Anxiety comes in various forms and manifestations. Much of anxiety is likely to be caused by mistaken or dysfunctional appraisal of a situation, usually in the form of automatic thoughts or images, often thoughts or images that we are not fully aware of. The more you become aware of what you’re thinking or picturing in your head that’s scaring you, the less power it has over you, and the more you’re in a position to challenge those thoughts or images.
An automatic thought may either be a very specific belief about a certain issue or situation, or it can be a core belief that causes anxiety across a variety of situations. The first step in dealing with anxiety is to identify the specific anxiety-provoking thought or the more general core belief. Next, assess the validity of that belief. Then come up with a more realistic, positive, functional belief to replace it with.
Anxiety is invariably accompanied by physical symptoms. These symptoms vary from person to person but commonly include:
Increased heart rate, pounding heart
Shallow, rapid breathing, shortness of breath, chest pain
Muscle tension and/or pain and/or discomfort
Dysfunction in various organ systems (headaches, gastrointestinal distress, skin reactions, etc.)
There are a variety of anxiety disorders. Some of these are:
Obsessive compulsive disorder (OCD)
Obsessions are persistent thoughts or images that are intrusive and cause distress. Compulsions are excessively repetitive behaviors you engage in to reduce anxiety or distress. The person with OCD experiences significant difficulty stopping these thoughts, images, and actions.
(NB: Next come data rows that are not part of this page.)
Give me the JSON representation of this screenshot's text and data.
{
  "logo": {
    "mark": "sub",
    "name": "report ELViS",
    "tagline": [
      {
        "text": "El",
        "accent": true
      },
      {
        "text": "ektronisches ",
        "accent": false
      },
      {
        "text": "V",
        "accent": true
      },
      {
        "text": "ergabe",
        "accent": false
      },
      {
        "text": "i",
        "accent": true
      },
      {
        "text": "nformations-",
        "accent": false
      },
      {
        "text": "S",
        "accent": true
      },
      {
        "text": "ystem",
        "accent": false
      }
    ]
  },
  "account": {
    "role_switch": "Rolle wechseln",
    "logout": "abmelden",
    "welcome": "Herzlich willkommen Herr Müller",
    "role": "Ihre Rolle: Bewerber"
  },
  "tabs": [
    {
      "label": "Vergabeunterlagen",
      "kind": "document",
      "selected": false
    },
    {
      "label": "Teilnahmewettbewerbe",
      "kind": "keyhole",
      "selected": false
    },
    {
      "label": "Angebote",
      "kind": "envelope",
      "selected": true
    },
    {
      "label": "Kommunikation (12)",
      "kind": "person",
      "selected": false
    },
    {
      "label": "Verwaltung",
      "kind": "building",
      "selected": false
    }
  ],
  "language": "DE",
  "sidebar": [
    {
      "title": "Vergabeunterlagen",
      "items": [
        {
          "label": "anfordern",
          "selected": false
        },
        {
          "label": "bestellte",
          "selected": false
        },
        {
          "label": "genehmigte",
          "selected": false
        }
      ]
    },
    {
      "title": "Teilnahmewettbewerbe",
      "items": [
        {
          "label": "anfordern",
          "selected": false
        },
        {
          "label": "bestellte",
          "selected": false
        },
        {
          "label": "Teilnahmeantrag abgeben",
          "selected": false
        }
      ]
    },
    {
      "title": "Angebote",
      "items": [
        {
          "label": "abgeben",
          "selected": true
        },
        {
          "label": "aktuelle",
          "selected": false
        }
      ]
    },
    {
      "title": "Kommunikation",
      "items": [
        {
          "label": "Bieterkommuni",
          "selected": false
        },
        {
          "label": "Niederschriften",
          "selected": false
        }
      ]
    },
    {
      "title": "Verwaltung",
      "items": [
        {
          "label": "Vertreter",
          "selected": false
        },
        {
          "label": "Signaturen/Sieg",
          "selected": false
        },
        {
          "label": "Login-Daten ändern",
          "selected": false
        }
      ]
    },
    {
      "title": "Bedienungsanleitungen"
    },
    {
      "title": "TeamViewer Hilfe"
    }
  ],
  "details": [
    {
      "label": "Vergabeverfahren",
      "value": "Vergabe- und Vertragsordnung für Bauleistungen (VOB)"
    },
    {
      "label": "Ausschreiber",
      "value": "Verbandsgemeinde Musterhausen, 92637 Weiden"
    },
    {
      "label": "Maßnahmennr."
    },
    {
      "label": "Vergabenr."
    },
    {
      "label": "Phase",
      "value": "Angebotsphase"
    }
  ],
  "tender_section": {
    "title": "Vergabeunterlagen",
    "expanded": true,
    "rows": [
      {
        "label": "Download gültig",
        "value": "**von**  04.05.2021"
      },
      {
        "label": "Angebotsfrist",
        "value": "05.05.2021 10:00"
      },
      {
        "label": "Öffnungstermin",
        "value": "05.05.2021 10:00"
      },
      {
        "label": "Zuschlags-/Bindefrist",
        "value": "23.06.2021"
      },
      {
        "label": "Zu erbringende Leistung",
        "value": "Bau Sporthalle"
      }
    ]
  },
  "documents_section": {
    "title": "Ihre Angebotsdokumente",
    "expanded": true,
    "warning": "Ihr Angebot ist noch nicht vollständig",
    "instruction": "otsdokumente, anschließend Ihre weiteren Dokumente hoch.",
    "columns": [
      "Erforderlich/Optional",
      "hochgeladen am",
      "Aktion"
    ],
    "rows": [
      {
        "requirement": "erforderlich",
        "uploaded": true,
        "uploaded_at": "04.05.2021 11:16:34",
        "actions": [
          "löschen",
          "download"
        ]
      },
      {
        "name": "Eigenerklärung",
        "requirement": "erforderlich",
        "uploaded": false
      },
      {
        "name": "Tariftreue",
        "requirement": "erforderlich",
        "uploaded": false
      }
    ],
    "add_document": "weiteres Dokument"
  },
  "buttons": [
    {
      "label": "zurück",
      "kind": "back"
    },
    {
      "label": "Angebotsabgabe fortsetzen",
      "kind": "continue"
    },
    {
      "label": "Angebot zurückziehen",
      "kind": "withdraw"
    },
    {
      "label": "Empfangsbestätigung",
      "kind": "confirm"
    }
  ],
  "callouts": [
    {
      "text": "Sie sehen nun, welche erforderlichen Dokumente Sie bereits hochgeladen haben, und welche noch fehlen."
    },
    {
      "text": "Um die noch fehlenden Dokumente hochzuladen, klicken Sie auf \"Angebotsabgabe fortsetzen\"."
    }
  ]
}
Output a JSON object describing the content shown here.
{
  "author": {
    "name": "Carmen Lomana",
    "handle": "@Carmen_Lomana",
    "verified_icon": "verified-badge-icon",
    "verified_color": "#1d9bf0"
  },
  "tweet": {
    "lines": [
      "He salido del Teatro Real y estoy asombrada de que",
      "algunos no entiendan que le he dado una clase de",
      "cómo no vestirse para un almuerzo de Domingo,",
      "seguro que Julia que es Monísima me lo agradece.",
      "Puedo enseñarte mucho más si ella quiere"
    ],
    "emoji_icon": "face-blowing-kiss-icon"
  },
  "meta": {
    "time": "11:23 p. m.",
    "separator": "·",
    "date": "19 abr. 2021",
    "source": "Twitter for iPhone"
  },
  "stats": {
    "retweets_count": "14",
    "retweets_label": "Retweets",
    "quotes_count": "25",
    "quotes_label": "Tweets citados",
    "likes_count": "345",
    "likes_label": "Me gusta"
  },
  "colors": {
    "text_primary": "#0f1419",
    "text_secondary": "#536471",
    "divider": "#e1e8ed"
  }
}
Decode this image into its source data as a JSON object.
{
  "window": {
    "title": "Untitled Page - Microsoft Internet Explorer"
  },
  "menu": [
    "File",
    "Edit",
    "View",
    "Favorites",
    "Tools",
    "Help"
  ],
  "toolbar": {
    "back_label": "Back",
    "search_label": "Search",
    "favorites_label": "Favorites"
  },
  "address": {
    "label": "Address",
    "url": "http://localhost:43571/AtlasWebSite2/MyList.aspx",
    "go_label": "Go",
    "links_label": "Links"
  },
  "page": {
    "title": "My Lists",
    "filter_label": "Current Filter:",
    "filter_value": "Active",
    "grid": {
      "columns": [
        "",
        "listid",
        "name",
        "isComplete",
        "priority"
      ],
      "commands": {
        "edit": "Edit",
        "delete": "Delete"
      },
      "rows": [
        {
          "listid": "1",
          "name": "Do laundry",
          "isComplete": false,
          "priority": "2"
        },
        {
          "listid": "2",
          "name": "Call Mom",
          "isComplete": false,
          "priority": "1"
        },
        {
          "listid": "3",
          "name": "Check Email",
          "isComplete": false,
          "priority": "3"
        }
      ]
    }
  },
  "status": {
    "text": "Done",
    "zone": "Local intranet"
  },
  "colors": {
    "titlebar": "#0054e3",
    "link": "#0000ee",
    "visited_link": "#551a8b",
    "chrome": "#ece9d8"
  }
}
Post-traumatic stress disorder (PTSD)
PTSD often occurs when a person experiences a traumatic event involving the threat of death, injury, or other trauma, where the person suffered intense fear or helplessness. In the aftermath, the person often experiences recurring thoughts or flashbacks, often triggered by stimuli that are similar in some way to the original event.
Specific phobias
A specific phobia is an excessive, exaggerated fear of a certain type of object or situation. Examples include a variety of animals, heights (or flying), enclosed spaces, and many others.
Social phobia
Social anxiety involves an intense fear of social situations in which the person is afraid of being scrutinized by others, humiliated, and embarrassed. Social anxiety is typically caused by certain core beliefs, which may include:
There’s no point in letting someone get close, because it won’t work out – I’ll just get hurt.
I don’t measure up.
It’s inevitable that others will judge, criticize, reject, or abandon me.
People won’t like or accept me if I’m not perfect.
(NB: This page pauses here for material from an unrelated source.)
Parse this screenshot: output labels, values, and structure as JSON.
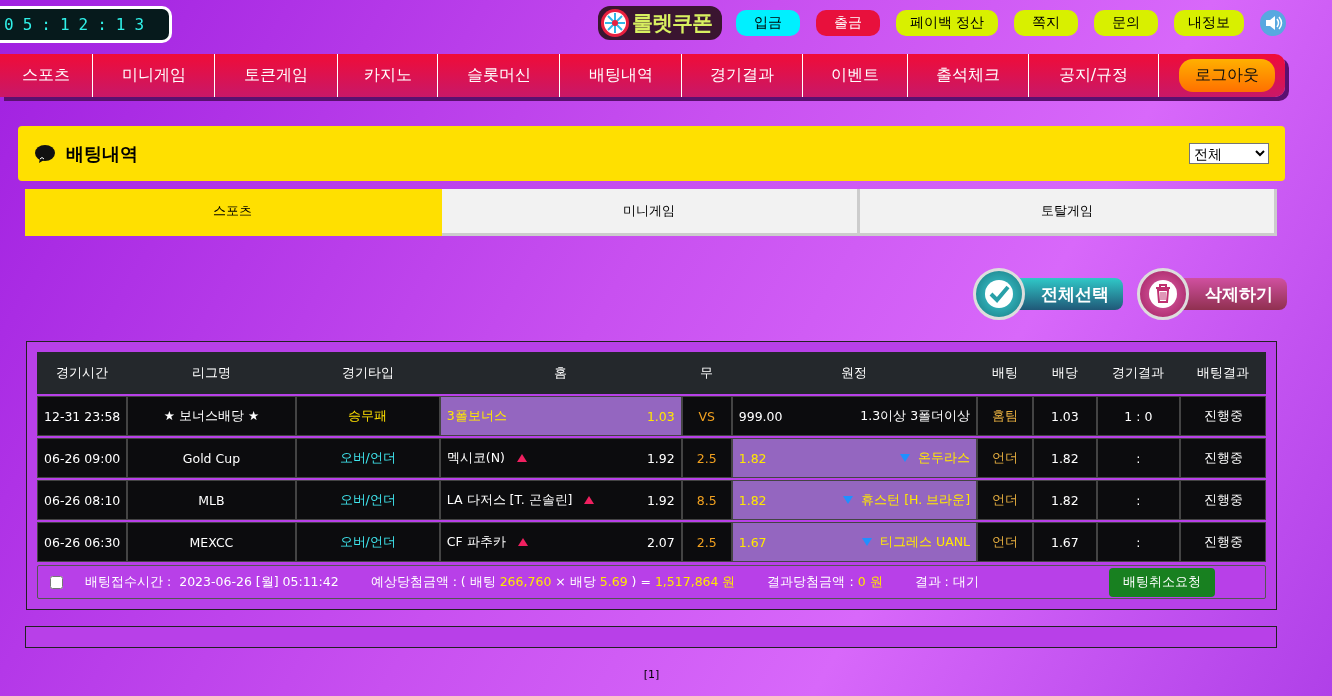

It’s catastrophic – the end of the world – if someone doesn’t like me. It’s absolutely essential that everyone like me.
Panic disorder:
Panic attacks involve intense episodes of anxiety, with racing, pounding heart beat, trembling, shortness of breath, often with fearful thoughts of losing control, going crazy, or dying.
Generalized anxiety disorder
This disorder is characterized by excessive general anxiety and worry, not limited to a specific object or situation. Accompanying symptoms may include:
restlessness
fatigue
difficulty concentrating
irritability
sleep disturbance
muscle tension
In many cases, the best way to overcome your anxiety, especially phobias, is to gradually face whatever you’re afraid of, in smaller doses at first, then gradually increasing the dose as you’re able to handle it. This is called systematic desensitization, which is often combined with relaxation training. Total avoidance of what causes you anxiety can result in increasing paralysis, painting yourself into a corner. Facing your anxiety in an overwhelming dose likely results in becoming more fearful, magnifying your sense of helplessness and your desire to avoid the source of your anxiety. Facing your fear at first in small doses, and gradually increasing the dose, is likely to give you success experiences and gradually increase your confidence and sense of mastery, resulting in reduced fear.
Part of the key to recovering from anxiety is learning how you’re thinking and acting that causes the anxiety to increase or decrease – and learning to think and act differently.